107 yıl önce İstanbul mebusu Krikor Zohrab vardı, Erzurum mebusu Vartkes Serengülyan... Sonlarını biliyoruz. Bu sonu hatırlatmak, göz dağı vermek istiyorlar Diyarbakır Milletvekili Garo Paylan'a.

ALİN OZİNİAN 24 Nisan 2022 GÖRÜŞ

AKP Sözcüsü Ömer Çelik, HDP Milletvekili Garo Paylan’ın hazırladığı ve TBMM’ye sunduğu “Ermeni Soykırımı’nın Tanınması” kanun teklifiyle ilgili açıklama yaptı ben bu satırları yazarken.

Teklifi kınadıklarını belirten Çelik, Twitter hesabından yaptığı açıklamada “TBMM çatısı altında görev yapan ve milletvekili sıfatı taşıyan bir kimsenin, 1915 yılında Osmanlı Devleti’nde yaşanan olaylar hakkında tarihi ve hukuki dayanaklardan yoksun ve asılsız iddiaları esas alan teklifini reddediyoruz ve şiddetle kınıyoruz. Bu, ahlaksız bir tekliftir. Hiç kimse milletimize soykırım iftirası atamaz. Yüce Meclis’in çatısı altında birinin bunu yapması ise siyasi ahlaksızlıktır” ifadelerini kullandı.
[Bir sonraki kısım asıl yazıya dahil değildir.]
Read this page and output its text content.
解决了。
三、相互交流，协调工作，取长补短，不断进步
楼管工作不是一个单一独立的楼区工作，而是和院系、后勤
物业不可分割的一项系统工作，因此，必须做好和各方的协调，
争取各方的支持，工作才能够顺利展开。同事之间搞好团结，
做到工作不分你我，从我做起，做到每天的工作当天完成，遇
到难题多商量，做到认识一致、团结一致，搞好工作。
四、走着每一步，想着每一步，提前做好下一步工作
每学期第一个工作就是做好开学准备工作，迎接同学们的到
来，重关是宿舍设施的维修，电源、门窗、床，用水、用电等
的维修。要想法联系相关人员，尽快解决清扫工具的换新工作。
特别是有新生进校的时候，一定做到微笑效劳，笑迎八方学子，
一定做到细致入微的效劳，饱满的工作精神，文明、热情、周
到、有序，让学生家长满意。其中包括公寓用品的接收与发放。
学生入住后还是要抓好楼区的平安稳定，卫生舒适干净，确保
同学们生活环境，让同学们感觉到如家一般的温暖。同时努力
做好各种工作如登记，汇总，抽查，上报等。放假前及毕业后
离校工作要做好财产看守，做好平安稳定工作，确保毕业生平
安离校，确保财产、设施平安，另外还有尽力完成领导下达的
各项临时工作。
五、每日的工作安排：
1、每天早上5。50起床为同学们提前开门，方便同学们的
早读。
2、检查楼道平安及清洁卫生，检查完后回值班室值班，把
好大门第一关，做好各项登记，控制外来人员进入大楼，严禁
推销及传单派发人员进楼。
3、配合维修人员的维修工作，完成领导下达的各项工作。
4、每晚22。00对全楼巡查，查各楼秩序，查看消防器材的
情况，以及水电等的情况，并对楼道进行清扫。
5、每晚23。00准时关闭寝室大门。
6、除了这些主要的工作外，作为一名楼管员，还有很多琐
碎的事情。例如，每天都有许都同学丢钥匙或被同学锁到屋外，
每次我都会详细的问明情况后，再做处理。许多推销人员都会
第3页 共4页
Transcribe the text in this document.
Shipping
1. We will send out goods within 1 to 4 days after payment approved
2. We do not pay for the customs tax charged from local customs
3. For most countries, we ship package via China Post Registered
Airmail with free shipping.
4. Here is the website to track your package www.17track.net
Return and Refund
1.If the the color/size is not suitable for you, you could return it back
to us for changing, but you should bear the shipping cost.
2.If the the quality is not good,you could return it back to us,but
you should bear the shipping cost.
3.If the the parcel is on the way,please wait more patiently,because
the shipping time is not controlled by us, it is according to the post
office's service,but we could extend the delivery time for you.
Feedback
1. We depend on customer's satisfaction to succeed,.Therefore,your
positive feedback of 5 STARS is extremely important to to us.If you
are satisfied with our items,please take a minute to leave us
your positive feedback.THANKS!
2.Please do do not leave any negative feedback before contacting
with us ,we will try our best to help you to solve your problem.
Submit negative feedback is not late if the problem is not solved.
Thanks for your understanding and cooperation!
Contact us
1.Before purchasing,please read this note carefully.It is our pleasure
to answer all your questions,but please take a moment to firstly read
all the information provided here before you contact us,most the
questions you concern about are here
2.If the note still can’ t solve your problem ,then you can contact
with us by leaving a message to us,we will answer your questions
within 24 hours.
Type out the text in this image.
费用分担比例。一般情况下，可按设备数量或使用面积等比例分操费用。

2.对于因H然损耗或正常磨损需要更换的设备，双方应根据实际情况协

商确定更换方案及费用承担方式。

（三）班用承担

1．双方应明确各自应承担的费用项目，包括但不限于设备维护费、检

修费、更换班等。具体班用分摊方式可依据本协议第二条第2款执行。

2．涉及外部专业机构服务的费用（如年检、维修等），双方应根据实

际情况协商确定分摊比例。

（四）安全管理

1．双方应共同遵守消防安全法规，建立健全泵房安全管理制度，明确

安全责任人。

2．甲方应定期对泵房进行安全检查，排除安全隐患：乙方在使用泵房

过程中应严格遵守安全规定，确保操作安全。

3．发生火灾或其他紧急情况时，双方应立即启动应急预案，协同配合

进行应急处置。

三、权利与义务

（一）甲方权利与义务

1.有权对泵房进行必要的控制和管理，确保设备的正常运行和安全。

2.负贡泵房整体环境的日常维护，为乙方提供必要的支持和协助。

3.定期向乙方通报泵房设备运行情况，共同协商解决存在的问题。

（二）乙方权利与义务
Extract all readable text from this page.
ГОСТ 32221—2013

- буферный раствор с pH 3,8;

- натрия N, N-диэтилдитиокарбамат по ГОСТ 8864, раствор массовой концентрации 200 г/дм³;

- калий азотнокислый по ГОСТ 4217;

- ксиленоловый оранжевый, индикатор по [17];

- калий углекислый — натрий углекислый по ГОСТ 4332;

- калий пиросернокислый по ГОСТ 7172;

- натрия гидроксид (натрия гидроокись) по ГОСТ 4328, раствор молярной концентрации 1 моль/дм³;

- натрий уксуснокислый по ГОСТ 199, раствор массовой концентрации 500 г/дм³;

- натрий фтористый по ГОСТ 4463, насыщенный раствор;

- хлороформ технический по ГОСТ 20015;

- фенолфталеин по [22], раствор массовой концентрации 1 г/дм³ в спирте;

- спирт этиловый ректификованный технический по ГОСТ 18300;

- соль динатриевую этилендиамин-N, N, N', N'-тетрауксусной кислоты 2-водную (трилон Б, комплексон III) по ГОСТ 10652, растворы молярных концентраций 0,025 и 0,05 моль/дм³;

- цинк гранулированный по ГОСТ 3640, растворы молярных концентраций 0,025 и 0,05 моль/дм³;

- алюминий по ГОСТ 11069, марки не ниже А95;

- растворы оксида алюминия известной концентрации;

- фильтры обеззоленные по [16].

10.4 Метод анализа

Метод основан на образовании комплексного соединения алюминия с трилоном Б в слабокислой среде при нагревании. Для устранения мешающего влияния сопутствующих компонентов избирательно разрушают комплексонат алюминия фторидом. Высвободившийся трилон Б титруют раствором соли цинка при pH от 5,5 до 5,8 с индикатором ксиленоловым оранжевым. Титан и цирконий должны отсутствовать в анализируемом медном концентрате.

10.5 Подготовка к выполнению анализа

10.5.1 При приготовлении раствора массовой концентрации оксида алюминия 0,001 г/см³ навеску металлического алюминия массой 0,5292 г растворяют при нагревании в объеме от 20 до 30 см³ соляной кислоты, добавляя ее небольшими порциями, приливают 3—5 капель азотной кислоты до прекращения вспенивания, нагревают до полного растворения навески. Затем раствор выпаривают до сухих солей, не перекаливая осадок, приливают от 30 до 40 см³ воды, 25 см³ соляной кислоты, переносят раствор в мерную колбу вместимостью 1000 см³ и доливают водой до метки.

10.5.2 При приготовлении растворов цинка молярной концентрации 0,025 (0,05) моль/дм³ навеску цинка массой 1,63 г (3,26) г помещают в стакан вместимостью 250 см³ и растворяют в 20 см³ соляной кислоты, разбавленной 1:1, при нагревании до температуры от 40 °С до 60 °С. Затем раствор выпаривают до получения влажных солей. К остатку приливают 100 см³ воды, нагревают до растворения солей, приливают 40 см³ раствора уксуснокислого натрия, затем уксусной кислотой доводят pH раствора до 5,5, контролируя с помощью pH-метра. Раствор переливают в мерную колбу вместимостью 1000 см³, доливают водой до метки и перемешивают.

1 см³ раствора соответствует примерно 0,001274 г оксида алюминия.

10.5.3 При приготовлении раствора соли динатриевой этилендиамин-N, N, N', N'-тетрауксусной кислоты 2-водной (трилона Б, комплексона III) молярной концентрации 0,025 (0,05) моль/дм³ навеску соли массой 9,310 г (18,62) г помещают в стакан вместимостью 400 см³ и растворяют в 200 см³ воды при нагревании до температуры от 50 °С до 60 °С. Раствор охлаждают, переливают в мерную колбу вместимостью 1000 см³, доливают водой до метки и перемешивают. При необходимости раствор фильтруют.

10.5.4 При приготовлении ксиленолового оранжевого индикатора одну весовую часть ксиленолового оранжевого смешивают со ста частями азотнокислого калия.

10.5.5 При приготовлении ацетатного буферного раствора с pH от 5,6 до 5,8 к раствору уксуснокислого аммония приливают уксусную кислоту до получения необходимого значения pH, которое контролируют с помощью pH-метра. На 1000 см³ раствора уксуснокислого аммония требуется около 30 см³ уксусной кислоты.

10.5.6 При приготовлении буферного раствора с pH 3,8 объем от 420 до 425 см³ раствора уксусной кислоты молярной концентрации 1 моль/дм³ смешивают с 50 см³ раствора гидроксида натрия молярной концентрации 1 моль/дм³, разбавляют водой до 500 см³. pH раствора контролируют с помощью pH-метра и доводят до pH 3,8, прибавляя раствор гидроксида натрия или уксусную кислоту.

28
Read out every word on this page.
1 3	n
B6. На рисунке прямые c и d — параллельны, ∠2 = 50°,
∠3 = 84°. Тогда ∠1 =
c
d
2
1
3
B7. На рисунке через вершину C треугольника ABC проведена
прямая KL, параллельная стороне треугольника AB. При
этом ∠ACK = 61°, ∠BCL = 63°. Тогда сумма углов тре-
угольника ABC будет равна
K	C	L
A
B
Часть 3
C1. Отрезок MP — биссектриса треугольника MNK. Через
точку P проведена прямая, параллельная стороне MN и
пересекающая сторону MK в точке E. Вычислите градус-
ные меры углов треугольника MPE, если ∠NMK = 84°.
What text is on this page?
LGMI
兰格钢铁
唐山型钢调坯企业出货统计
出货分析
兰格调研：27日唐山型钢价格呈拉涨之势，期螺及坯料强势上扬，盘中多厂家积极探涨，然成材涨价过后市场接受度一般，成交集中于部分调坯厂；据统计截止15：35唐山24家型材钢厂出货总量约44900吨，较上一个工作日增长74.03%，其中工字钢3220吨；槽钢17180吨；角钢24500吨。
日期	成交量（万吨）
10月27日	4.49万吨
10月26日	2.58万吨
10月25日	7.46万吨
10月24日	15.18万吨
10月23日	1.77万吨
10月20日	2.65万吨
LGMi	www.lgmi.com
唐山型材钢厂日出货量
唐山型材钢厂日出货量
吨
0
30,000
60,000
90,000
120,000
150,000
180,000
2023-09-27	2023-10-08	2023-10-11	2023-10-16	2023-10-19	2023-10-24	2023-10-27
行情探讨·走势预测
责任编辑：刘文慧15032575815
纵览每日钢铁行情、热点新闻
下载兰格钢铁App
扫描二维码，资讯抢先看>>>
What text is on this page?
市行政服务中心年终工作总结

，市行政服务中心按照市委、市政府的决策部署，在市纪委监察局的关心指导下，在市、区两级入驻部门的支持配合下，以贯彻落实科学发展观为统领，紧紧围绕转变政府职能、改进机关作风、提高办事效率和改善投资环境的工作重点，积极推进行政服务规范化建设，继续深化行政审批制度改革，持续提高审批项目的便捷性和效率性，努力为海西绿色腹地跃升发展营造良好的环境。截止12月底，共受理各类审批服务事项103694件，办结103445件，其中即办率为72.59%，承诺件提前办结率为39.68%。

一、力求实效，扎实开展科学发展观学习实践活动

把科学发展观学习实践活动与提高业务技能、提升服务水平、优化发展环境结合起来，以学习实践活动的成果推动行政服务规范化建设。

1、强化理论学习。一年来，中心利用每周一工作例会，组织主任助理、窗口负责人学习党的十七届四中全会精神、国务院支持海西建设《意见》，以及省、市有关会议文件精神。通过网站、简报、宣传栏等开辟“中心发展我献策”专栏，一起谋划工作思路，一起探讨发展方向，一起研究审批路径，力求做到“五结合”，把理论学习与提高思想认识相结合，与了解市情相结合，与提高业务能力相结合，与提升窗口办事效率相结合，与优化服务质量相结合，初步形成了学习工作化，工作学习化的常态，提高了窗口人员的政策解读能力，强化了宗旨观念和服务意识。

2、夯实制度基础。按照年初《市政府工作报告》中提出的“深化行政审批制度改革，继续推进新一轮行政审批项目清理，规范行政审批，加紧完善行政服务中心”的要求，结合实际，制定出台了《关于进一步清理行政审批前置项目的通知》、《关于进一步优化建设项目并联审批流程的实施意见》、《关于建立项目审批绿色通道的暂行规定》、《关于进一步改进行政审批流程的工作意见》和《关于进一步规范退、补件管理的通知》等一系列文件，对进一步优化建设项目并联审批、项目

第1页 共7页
“Cumhurbaşkanımız bu konuda arşivlerin açılmasını ve kararı tarihçilerin vermesi gerektiğini söyleyen büyük bir özgüven politikasına imza atmıştır. Soykırım iftirasını sektör haline getirenler ise bu yüzleşmeden kaçmıştır” diyen Çelik şöyle devam etti: “Bu teklif, Azerbaycan’nın desteklediği Türkiye ile Ermenistan arasında başlayan normalleşme sürecine dönük de bir sabotaj girişimidir. Sabotaj şebekesi ve sözde soykırım lobisi aynı çatı altında barınmaktadır. İlgili şahıs derhal Yüce Türk Milletinden özür dilemelidir. Bu konuda gereken hukuki takibatı yapacağız…”

Şaşırtıcı değil, aslında bu “ahlaksızlık, teröröör rörörö” birkaç gün önceden başlamıştı.

İletişim Başkanı Fahrettin Altun, ‘Uluslararası Hukuk ve Tarih Perspektifinden 1915 Olayları Konferansı’nın açılışında konuşmuş – Çok sayıda acı hadiseye tanıklık eden 20’nci yüzyılın en büyük trajedilerinden birinin de Birinci Dünya Savaşı olduğunu belirtmiş “Artık katlanılamaz boyutlara ulaşan vahşeti önlemek adına Osmanlı Devleti tarafından 1915 yılında Sevk ve İskan Kanunu çıkarılmıştır. Ermeni nüfus, can ve mal emniyetleri sağlanarak geçici olarak yine Osmanlı sınırları içindeki güney bölgelere kaydırılmış ama asla sınır dışı edilmemiştir. Soykırım gibi bir olay ise kesinlikle yaşanmamıştır. “Birçok ülke parlamentosunun Türkiye aleyhine almış olduğu 1915 olaylarına ilişkin kararlar, bilimsel veriler ışığında da uluslararası hukuk nezdinde de yok hükmündedir. Uydurma bir tarih algısı, hem tarihe hem de insanlığın bütününe karşı yapılmış bir ihanettir.” demişti…

Tarih komisyonu kurulacak ama çıktı şimdiden belli. Soykırım olmamıştır. Bunu diyen haindir. Ne güzel memleket…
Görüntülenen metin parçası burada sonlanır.